Jean Cocteau

  • Orphée [Orpheus] (1950)

    Orphée [Orpheus] (1950)

    (On Cable TV, September 2020) Avant-garde cinema and I aren’t good friends, so it would be trivially easy for me to dismiss Orphée as nothing more than a pretentious experiment. But I like the result more than I expected: In taking Greek mythology and setting it in then-contemporary 1950 France, Jean Cocteau already has something interesting as a foundation. Trying to present a fantasy story with the special effects limits of the time is a further challenge—and given Cocteau’s oft-demonstrated stylistic flair for the poetic, he wouldn’t settle for cheap and ridiculous if cheap and effective was available. So it is that relatively simple optical tricks are used to good effect to portray ghosts and people walking through mirrors, or strolling through a devastated post-mortem landscape with the protagonist standing out as being more real than the dead. (One of the few times that rear-projection degradation is used to stylistic effect.) Other shots include reversed images and other eeriness that do create an effective atmosphere. And that’s not even getting into the updates to the Orpheus myth, with things as mundane as a radio or a rear-view mirror taking on symbolic meaning. While Jean Marais is intermittently annoying as Orpheus (the silted dialogue doesn’t help, nor the odd tonal shifts), María Casares is fascinating as a representative of death—her character seems surprisingly modern in the middle of so much formalism. Now, there are clear limits to my appreciation of the result—my rational mind can’t really rest well in the middle of so much artistic haze, and you can find Cocteau’s commentary about Orphée in my dictionary as the definition of insufferable. But there’s a bit more to Orphée than many French films of the period, and I would argue that the film is now more effective than it ever was, because we are now looking at a millennia-old myth filtered through a poetic take based on reality now seventy years distant. There’s an additional dimension there that was absent for contemporary audiences, and that does help Orphée become an even more fascinating film.

  • Le sang d’un poète [The Blood of a Poet] (1930)

    Le sang d’un poète [The Blood of a Poet] (1930)
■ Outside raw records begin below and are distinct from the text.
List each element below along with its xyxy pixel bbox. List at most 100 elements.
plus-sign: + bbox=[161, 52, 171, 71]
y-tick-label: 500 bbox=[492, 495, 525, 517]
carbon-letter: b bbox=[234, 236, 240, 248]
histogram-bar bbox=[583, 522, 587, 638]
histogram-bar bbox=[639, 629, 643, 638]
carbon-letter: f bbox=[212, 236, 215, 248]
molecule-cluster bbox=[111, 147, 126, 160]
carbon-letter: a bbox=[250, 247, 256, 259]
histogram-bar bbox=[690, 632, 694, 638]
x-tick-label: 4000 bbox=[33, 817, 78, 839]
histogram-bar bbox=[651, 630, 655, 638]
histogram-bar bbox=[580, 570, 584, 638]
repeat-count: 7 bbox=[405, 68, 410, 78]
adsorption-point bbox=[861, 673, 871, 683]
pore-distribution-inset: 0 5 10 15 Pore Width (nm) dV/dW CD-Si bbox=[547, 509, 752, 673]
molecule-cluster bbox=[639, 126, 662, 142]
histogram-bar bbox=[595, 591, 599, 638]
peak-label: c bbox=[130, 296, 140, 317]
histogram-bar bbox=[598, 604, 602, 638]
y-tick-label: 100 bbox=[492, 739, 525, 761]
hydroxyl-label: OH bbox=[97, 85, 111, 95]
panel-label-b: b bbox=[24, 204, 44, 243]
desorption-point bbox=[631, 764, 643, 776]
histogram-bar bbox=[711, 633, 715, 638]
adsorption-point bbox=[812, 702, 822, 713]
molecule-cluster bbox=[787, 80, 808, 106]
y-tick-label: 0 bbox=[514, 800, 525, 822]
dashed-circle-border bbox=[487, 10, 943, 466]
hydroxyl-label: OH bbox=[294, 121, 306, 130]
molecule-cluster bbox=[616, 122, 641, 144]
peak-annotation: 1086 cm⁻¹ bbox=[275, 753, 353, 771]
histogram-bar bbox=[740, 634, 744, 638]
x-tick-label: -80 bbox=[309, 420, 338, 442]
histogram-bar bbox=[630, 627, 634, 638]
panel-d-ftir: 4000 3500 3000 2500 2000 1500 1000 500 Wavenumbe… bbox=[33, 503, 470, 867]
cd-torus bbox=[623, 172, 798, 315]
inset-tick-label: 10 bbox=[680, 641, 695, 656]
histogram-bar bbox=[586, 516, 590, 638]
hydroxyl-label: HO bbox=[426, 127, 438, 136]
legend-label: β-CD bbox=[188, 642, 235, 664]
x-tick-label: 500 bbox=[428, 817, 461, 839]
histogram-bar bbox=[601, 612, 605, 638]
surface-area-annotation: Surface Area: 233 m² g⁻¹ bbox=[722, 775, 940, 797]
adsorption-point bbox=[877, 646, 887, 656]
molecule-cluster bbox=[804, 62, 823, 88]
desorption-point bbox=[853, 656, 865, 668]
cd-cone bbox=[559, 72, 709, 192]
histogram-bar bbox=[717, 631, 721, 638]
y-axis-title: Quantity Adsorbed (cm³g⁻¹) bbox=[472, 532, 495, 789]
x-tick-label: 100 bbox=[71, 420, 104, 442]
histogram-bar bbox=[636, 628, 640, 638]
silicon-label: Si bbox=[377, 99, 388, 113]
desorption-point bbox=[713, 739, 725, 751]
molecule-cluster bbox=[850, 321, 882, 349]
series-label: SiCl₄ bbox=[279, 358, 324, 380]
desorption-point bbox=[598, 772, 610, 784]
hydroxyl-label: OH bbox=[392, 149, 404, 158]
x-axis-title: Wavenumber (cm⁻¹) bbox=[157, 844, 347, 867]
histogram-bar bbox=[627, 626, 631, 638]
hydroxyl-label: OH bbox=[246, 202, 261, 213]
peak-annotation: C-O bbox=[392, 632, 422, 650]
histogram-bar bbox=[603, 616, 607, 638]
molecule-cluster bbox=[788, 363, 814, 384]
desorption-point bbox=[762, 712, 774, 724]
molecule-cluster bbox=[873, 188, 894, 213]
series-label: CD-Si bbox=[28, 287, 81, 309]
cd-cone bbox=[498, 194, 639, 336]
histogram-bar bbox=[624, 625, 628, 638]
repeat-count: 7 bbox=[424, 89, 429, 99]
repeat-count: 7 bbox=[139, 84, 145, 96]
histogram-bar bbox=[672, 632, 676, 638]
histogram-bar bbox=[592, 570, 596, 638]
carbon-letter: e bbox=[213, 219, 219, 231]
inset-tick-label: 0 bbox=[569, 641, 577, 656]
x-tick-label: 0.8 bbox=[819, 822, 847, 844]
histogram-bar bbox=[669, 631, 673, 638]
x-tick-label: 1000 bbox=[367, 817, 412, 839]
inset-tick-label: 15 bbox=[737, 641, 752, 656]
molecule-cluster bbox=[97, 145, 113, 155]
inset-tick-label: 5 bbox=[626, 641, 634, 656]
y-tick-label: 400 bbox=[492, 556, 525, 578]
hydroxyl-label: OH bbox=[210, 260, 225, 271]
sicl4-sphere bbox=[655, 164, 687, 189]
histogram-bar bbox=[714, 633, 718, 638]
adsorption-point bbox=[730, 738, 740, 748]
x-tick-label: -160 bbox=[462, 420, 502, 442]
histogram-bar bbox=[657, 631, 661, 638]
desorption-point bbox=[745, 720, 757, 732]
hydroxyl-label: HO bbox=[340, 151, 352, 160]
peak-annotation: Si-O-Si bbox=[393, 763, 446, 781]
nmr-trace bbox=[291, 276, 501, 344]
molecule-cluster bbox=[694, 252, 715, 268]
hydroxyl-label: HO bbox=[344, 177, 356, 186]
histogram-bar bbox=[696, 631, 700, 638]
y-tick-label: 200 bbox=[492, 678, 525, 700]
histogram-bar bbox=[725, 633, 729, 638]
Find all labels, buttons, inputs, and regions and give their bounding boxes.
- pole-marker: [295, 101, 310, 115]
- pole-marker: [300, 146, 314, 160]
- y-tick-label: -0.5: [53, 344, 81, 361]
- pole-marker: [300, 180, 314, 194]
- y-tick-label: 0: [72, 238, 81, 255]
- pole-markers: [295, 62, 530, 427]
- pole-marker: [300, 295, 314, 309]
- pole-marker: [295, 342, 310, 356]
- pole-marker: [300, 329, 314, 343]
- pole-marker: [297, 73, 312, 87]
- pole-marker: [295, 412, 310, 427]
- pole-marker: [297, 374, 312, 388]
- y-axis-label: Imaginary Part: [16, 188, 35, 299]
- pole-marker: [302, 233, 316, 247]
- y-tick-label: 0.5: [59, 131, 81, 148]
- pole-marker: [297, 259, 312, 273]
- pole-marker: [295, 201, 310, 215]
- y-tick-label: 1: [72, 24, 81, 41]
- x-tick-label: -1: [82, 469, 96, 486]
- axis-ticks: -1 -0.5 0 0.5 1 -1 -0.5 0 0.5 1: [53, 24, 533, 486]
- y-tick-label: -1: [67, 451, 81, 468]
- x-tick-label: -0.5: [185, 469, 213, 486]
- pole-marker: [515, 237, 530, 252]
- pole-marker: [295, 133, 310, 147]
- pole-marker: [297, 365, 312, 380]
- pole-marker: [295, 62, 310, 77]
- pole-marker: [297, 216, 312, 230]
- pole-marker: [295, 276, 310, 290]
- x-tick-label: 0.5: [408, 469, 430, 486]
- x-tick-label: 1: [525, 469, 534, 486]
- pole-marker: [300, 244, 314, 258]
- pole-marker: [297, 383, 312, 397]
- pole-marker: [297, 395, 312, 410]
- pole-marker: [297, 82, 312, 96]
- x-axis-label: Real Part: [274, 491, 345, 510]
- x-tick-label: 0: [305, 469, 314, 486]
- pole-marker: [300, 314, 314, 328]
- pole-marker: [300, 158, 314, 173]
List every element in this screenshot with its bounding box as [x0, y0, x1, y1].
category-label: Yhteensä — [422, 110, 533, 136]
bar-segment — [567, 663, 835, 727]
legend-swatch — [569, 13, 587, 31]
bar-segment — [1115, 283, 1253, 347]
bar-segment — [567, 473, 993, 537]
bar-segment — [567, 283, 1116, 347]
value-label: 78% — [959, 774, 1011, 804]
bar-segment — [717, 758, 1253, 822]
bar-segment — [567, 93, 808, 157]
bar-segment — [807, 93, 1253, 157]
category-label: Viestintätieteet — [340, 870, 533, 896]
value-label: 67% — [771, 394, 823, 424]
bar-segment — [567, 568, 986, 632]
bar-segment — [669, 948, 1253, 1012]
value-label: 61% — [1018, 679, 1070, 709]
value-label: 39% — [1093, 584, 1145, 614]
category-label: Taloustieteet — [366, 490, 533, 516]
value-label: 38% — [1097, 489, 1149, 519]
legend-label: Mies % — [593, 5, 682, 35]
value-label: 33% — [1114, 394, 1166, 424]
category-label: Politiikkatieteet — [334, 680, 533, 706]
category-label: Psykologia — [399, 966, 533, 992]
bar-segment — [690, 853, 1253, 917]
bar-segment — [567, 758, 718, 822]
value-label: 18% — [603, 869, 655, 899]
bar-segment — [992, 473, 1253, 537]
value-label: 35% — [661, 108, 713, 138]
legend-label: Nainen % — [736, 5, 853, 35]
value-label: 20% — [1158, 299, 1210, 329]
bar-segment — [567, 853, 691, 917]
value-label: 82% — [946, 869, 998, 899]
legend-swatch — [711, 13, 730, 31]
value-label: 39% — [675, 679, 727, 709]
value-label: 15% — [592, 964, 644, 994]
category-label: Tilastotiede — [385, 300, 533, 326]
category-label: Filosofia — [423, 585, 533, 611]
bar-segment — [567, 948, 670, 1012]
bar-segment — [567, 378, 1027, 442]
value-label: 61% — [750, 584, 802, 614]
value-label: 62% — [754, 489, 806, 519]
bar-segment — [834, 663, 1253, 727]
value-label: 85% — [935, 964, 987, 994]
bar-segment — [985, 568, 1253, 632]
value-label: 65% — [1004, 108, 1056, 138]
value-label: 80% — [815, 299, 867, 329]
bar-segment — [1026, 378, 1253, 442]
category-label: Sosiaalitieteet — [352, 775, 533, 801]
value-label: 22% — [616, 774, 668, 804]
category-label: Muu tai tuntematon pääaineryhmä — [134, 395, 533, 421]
    (archive.org streaming, June 2020) One of my big conceptual breakthroughs of my mid-twenties was realizing that adjectives such as “post-modern” and “avant-garde” were not necessarily tied to the present and could, in fact, designate historical works. A film such as Jean Cocteau’s Le sang d’un poète, for instance, is ninety years old and yet still as avant-garde today as it was back then. Trying to describe the plot is an exercise in futility, as it’s a surrealist collage of dreamlike imagery somewhat reminiscent of Bunuel (surrealism being big at the time). It’s not uninteresting, but it is far slower-paced than it could have been. Then again, I’m definitely more modern than postmodern in my film appreciation – and have been for decades. Something is worth noting for twenty-first century viewers: Le sang d’un poète uses some very effective special effects, as primitive as they may be.

  • La belle et la bête [Beauty and the Beast] (1946)

    La belle et la bête [Beauty and the Beast] (1946)

    (On Cable TV, November 2019) If you approach writer-director Jean Cocteau’s La belle et la bête expecting a rougher version of the Disney film … wow, you’re going to have an interesting time. Here he adapts the poetic realism trend of 1930s French cinema to the classic fairytale and the result feels as if it was captured from dreams—hazy, lyrical, nonsensical and yet with a logic of its own. The basic problems of the beauty and the beast fairytale are still very much present—the Stockholm syndrome, the ending that mocks the “ugliness is superficial” message—but executed in such a way that it’s easy to let the style triumph over substance. Which isn’t to say that La belle et la bête skirts its fantastic roots—the makeup of the beast remains deeply impressive, and the film doesn’t dance around the literalization of the metaphor. It’s often surprising, sometimes ethereal, and more compelling than you’d expect. Still, Cocteau overplays his hand and the film is easily a bit too long even at 96 minutes—there’s only so much setup you can tolerate before demanding some progress, after all. Still, this is one of the strongest 1940s French films (and it wasn’t a slough of a decade for French cinema)—still mesmerizing in its stated intention to deliver a true fairytale on the screen.